“There is no epic literature without a lyrical element. But that has completely disappeared from American literature.” (Exercise: Define “epic.” Also, define “lyrical.”)
D.G. Myers prefers Charles Willeford‘s “Oh, shit, here we go again!” to Kurt Vonnegut‘s “And so it goes.”
When I go off on one of my jags about D.C. novels, somebody will occasionally mention Andrew Holleran‘s 2004 novel, Grief. (One friend recently mentioned loving it but finding it impossible to finish because it was so profoundly sad—perhaps the most peculiar but intriguing bit of praise I’ve heard about a book.) Mary Pacifico Curtis makes a compelling case for it.
A 1906 letter from Upton Sinclair to president Theodore Roosevelt, written shortly after The Jungle was published.
Amy Hempel: “I do so much revision in my head before I write something down that I probably do less actual revision than many other writers.” (via)
Wealthy folks are heading to Montana to try their hand at being horsemen, much to the chagrin of Thomas McGuane.
Joyce Carol Oates: “It’s rare for me to ask for others’ opinions—I don’t have that kind of personality, though I am a writing instructor myself.
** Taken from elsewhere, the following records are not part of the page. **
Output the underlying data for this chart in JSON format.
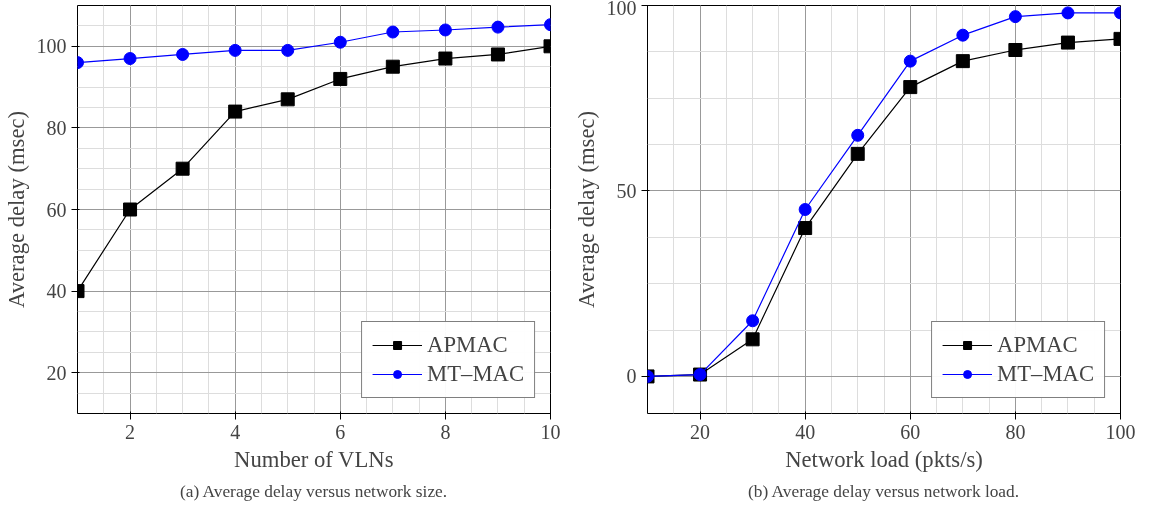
{
  "chart_data": [
    {
      "type": "line",
      "xlabel": "Number of VLNs",
      "ylabel": "Average delay (msec)",
      "x": [
        1,
        2,
        3,
        4,
        5,
        6,
        7,
        8,
        9,
        10
      ],
      "xlim": [
        1,
        10
      ],
      "xticks": [
        2,
        4,
        6,
        8,
        10
      ],
      "ylim": [
        10,
        110
      ],
      "yticks": [
        20,
        40,
        60,
        80,
        100
      ],
      "grid": true,
      "legend": "bottom right",
      "series": [
        {
          "name": "APMAC",
          "color": "#000000",
          "marker": "square",
          "values": [
            40,
            60,
            70,
            84,
            87,
            92,
            95,
            97,
            98,
            100
          ]
        },
        {
          "name": "MT–MAC",
          "color": "#0000ff",
          "marker": "circle",
          "values": [
            96,
            97,
            98,
            99,
            99,
            101,
            103.5,
            104,
            104.7,
            105.3
          ]
        }
      ],
      "annotations": [
        "(a) Average delay versus network size."
      ]
    },
    {
      "type": "line",
      "xlabel": "Network load (pkts/s)",
      "ylabel": "Average delay (msec)",
      "x": [
        10,
        20,
        30,
        40,
        50,
        60,
        70,
        80,
        90,
        100
      ],
      "xlim": [
        10,
        100
      ],
      "xticks": [
        20,
        40,
        60,
        80,
        100
      ],
      "ylim": [
        -10,
        100
      ],
      "yticks": [
        0,
        50,
        100
      ],
      "grid": true,
      "legend": "bottom right",
      "series": [
        {
          "name": "APMAC",
          "color": "#000000",
          "marker": "square",
          "values": [
            0,
            0.5,
            10,
            40,
            60,
            78,
            85,
            88,
            90,
            91
          ]
        },
        {
          "name": "MT–MAC",
          "color": "#0000ff",
          "marker": "circle",
          "values": [
            0,
            0.5,
            15,
            45,
            65,
            85,
            92,
            97,
            98,
            98
          ]
        }
      ],
      "annotations": [
        "(b) Average delay versus network load."
      ]
    }
  ]
}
I would not feel comfortable asking another person to read my work and spend time thinking about it in a potentially helpful way.”
Arthur Phillips is having fun being poker-faced about his next book, which appears to be a Pale Fire-ish faux critical commentary on a Shakespeare play about King Arthur.
In the Guardian, a dozen writers weigh in on each month of the year. Lionel Shriver notes that “February is for curmudgeons, whinge-bags and misanthropes.”
Matthew Hunte compares the 1999 and 2010 classes of New Yorker‘s “20 Under 40” writers, and notes how the first group’s “heirs to a tradition of formal experimentation and hyper-intellectualism” gave way to one whose thematic preoccupation is “escape, whether it is from a stifling relationship, a plantation, a collapsing country or merely from responsibility.”
Fredrik Colting‘s riff on The Catcher in the Rye is officially barred from publication in the United States.
I initially figured that Amber Sparks‘ concern about the lack of working-class American fiction was a bit of an overreaction. But then I saw that at least one New York Times headline writer noted that Louis Auchincloss wrote about
WASPs “people who mattered.” To the barricades!